O Ideia Big Data lista cinco pessoas que lideram pesquisas espontâneas para a eleição presidencial de 2022, na seguinte ordem: Jair Bolsonaro, Luiz Inácio Lula da Silva, Sergio Moro, Ciro Gomes e Luciano Huck.
De todos os listados, apenas dois (Ciro, PDT, e Lula, PT) são filiados a algum partido. Huck e Moro sequer concorreram a cargos públicos em eleições, e Lula está inelegível.
Com o quadro atual e com a nova configuração do eleitorado de Bolsonaro, Moura diz que tudo indica que o grande tema que definirá a eleição em 2022 é a política econômica do governo, e não a corrupção.
"O Renda Cidadã (programa social que o governo Bolsonaro tenta criar) vai estar no centro dos debates. O governo vai ter que equacionar como seguir atendendo ao seu eleitor depois que acabar o auxílio financeiro. Isso é fundamental para o governo Bolsonaro", diz.

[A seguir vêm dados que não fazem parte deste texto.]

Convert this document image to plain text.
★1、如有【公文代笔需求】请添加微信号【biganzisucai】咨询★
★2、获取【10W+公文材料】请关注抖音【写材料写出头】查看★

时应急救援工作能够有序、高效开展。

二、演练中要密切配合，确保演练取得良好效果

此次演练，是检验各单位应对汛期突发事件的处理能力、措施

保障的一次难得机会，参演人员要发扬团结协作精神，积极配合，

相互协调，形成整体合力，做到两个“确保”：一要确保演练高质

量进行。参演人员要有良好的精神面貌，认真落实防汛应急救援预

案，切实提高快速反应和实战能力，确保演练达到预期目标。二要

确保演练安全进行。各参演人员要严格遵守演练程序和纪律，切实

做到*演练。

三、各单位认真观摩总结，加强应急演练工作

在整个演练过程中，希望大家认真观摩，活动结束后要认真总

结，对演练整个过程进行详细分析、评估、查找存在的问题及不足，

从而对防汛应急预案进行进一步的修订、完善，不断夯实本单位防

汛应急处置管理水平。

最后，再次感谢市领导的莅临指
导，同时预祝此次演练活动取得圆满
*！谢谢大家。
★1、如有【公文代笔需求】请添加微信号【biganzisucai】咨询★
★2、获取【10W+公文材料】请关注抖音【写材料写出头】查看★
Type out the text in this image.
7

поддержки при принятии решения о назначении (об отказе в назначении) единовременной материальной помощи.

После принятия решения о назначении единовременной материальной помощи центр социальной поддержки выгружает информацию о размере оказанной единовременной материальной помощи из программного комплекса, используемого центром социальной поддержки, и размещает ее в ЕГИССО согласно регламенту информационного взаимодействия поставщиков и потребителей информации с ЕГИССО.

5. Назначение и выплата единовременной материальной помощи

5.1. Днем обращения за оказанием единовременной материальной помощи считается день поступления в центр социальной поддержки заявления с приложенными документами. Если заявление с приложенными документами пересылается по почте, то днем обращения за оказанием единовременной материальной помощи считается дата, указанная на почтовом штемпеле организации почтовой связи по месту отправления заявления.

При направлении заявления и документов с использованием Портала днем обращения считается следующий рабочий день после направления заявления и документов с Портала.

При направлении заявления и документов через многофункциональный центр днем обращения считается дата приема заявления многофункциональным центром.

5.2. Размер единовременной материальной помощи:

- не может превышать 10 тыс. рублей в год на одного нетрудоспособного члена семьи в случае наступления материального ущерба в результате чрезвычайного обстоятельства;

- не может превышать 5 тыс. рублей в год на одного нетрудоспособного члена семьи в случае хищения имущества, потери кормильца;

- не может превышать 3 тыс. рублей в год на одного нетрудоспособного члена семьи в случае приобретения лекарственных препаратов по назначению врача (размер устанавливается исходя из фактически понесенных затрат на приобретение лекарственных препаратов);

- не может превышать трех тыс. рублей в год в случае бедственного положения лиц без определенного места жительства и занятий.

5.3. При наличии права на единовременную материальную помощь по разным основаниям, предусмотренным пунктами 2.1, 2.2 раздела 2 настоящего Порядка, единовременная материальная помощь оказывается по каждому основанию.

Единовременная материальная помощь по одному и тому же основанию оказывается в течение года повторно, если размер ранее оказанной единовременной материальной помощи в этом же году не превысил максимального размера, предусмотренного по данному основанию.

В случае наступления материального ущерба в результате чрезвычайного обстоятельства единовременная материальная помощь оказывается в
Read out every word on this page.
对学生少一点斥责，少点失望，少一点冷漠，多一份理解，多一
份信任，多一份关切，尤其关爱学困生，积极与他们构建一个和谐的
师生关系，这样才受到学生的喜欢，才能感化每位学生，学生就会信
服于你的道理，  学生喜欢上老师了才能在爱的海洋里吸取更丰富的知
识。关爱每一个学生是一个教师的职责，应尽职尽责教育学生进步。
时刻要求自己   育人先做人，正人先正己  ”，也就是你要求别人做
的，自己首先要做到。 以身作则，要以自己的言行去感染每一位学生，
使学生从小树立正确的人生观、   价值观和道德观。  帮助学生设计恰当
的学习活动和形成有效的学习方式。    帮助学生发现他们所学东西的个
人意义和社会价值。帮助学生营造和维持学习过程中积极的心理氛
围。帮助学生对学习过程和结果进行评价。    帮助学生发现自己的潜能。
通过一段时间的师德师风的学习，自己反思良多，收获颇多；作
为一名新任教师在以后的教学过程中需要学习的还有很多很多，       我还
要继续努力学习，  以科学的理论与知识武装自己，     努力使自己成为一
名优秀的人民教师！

O governo Bolsonaro e o Congresso Brasileiro vêm discutindo formas de criar um programa para substituir o Bolsa Família, mas esbarra na falta de recursos no orçamento. A equipe econômica do ministro Paulo Guedes, congressistas do chamado "centrão" e políticos que orbitam ao redor de Bolsonaro têm travado brigas sobre como financiar o Renda Cidadã.
Alguns defendem corte de gastos (alguns deles em programas de assistência social), enquanto outros dizem ser necessário aumentar impostos. O presidente ainda não deixou claro qual rumo o programa deve seguir.
Covid-19
Moura diz que as pesquisas feitas pelo Ideia Big Data mostram que o presidente perdeu a oportunidade de realizar um salto de popularidade diante da epidemia do coronavírus, o que foi obtido por diversos líderes em outros países.
Na Europa, alguns chefes de Estado chegaram a conquistar até vinte pontos percentuais com suas respostas à pandemia.
No Brasil, Moura diz que seus dados mostram que Bolsonaro não perdeu terreno, graças ao auxílio emergencial, mas deixou de ganhar espaço.
No Chile, por exemplo, a pandemia aumentou em 15 pontos percentuais a aprovação ao presidente Sebastian Piñera, que poucos meses antes enfrentava uma grave crise política, com convocação de assembleia constituinte.